- 20 Feb 21
The extraordinary saga of an asylum seeker, who has been evicted from the Eyre Powell Centre in Newbridge and sent to Galway seems to have left the individual – Ayoola Titus Fabunmi – in no man’s land. He tells Hot Press that he is homeless as a result.
Ayoola Titus Fabunmi, an asylum seeker, says he has been left homeless because the International Protection Accommodation Service (IPAS) failed to provide a self-isolation space for him, before moving him to a new centre in Galway.
IPAS is part of the Department of Children and Equality.
Ayoola Titus Fabunmi was told to leave Eyre Powell Hotel in Newbridge, Co Kildare, by IPAS on February 11, after the manager of the centre reported him to IPAS for alleged misbehaviour.
A letter from IPAS, seen by Hot Press, says Fabunmi, while living in Newbridge, had seriously breached “house rules and engaged in violent, threatening and abusive assault.”
Fabunmi says the manager has also filed a legal action against him, and that he is due to appear before the court for assault charges "on the 11th of next month.”
"I have not been found guilty of anything yet," says Fabunmi.
MUST PRESENT PROOF
The letter from IPAS to Mr. Fabumni says the Minister for Children and Equality has decided to transfer him to Great Western House Hotel, which is located in Co. Galway.
However, he has been told in the letter that he must self-isolate in an IPAS facility “in advance of you being permitted avail of your new bed space at Great Western Hotel.”
The letter does not say where he must go for self-isolation.
IPAS officials say in the letter that they understood that Fabunmi had already left Eyre Powell Hotel, following an altercation with the centre's manager. But he claims he had not. He says he continued staying on the premises until he was asked to leave by members of An Garda Síochána.
A video taken by Fabunmi, which was seen by Hot Press, appears to show the Gardaí asking him to leave Eyre Powell.
The meeting seems to take place on a fire escape, which may be outside the hotel.
“You know you’re not allowed to be here anymore,” says a Garda, walking up a flight of stairs towards him. A few other officers follow the first Garda.
The Gardaí ask him to read the IPAS letter. “You have a letter there saying you’re not allowed to stay here,” a Garda tells him.
Another Garda says to him that he is "trespassing", and he must leave. A female Garda then says he needs to be isolating himself.
Fabunmi insists that IPAS have never told him where to go to self-isolate, before moving into Great Western Hotel. The effect of this, he says, is to render him homeless.
“I want to die,” he tells Hot Press, “but I want to make sure people hear my story.”
Fabunmi’s belongings, including clothes, blanket and hygiene products, were given to him in large bin bags, before he was instructed to leave Eyre Powell Hotel.
He says that he tried to enter Great Western Hotel in Galway this week, but insists that he was told there that he must present proof that he was isolated for two weeks, before entering their premises as outlined in the IPAS letter.

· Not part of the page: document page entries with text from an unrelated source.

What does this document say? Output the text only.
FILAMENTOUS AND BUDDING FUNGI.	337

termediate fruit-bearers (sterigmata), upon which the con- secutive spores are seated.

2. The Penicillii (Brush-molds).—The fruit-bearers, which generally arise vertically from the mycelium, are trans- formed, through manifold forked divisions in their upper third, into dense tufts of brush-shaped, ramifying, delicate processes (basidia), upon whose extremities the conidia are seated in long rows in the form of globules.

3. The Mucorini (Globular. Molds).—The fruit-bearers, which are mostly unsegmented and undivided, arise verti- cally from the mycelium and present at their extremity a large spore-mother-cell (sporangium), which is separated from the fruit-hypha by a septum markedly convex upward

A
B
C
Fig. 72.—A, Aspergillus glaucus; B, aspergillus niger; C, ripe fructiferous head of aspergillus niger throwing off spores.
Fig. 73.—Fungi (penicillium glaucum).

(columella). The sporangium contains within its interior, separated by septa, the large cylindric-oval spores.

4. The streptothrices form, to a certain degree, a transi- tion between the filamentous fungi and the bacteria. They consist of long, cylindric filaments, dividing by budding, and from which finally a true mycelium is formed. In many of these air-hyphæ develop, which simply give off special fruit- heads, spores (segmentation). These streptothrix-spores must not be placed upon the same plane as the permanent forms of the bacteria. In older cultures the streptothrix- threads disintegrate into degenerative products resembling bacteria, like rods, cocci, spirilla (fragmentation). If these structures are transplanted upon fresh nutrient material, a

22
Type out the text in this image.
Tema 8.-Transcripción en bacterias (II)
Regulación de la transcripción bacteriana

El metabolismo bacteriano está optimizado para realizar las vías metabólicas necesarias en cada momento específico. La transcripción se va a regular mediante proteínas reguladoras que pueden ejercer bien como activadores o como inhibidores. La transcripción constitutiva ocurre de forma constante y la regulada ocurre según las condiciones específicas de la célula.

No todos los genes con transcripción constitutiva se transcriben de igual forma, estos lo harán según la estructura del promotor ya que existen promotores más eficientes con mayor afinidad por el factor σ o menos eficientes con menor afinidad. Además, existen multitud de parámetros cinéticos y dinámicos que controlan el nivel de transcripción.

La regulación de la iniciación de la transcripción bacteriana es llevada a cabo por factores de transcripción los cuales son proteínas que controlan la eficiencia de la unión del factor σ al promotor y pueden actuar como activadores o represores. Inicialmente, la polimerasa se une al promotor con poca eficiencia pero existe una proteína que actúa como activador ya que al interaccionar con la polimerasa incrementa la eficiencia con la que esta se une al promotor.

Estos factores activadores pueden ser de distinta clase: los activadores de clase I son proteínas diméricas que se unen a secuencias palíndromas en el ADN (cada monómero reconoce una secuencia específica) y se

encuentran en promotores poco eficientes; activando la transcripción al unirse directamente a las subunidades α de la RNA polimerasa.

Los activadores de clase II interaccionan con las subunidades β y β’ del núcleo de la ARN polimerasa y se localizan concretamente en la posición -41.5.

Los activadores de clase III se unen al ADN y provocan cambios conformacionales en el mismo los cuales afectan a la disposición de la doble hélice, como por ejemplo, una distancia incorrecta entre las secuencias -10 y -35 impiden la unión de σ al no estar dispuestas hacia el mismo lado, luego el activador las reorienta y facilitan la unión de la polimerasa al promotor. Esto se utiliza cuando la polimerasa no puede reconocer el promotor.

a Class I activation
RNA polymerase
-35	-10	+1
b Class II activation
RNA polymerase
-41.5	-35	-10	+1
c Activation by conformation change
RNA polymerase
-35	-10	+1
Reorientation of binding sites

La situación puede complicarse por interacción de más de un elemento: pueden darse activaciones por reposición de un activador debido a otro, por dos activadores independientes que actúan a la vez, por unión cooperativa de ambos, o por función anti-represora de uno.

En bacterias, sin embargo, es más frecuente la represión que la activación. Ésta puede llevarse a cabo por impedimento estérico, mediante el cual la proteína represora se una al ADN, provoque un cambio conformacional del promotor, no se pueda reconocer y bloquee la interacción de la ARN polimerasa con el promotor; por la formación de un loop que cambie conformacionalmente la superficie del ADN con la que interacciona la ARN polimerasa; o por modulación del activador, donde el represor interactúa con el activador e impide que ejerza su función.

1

A spokesperson for the Department of Children and Equality was contacted for a comment on Saturday but did not immediately reply.
The manager of Eyre Powell Hotel was contacted by Hot Press on WhatsApp on Saturday, but did not reply to a request for comment.
Fabunmi had been staying in Eyre Powell for the past two years. His room wasn't inside the main hotel building. He lived in a separate room at the back of the Direct Provision centre, alongside two other men.
“Their room was in the back, but they still had to come through the main door to use the kitchen,” says a current resident of Eyre Powell.
Last summer, one of his roommates – who works at a Dog Food Plant in Naas – brought back the coronavirus from work into the centre, prompting an outbreak which was reported by Hot Press, grabbing national headlines due to its link to the meat plant.
Fabunmi, who also contracted the virus, claims that he was blamed for the outbreak, even though it was clear that his roommate was working at a coronavirus-ridden meat plant. "When I went to the shop, I felt like people were trying to stay away from me, even my friends," he says.
He says he’s been in the Direct Provision system for over eight years, and the psychological toll of being stuck in limbo for too long has left him agitated and anxious. He pleads that the centre failed to take account of his fragile mental state.
Fabunmi claims that the row with the manager of the centre – which precipitated the legal action being taken against him – was about letting someone from outside the centre into his room, in recent weeks.
Fabunmi says he has worked as a security guard in various places, including a branch of McDonalds on O'Connell Street, in Dublin.
The final time he spoke to Hot Press, in preparation for this article, Fabunmi said he was about to leave Galway.
Where he will stay remains completely uncertain.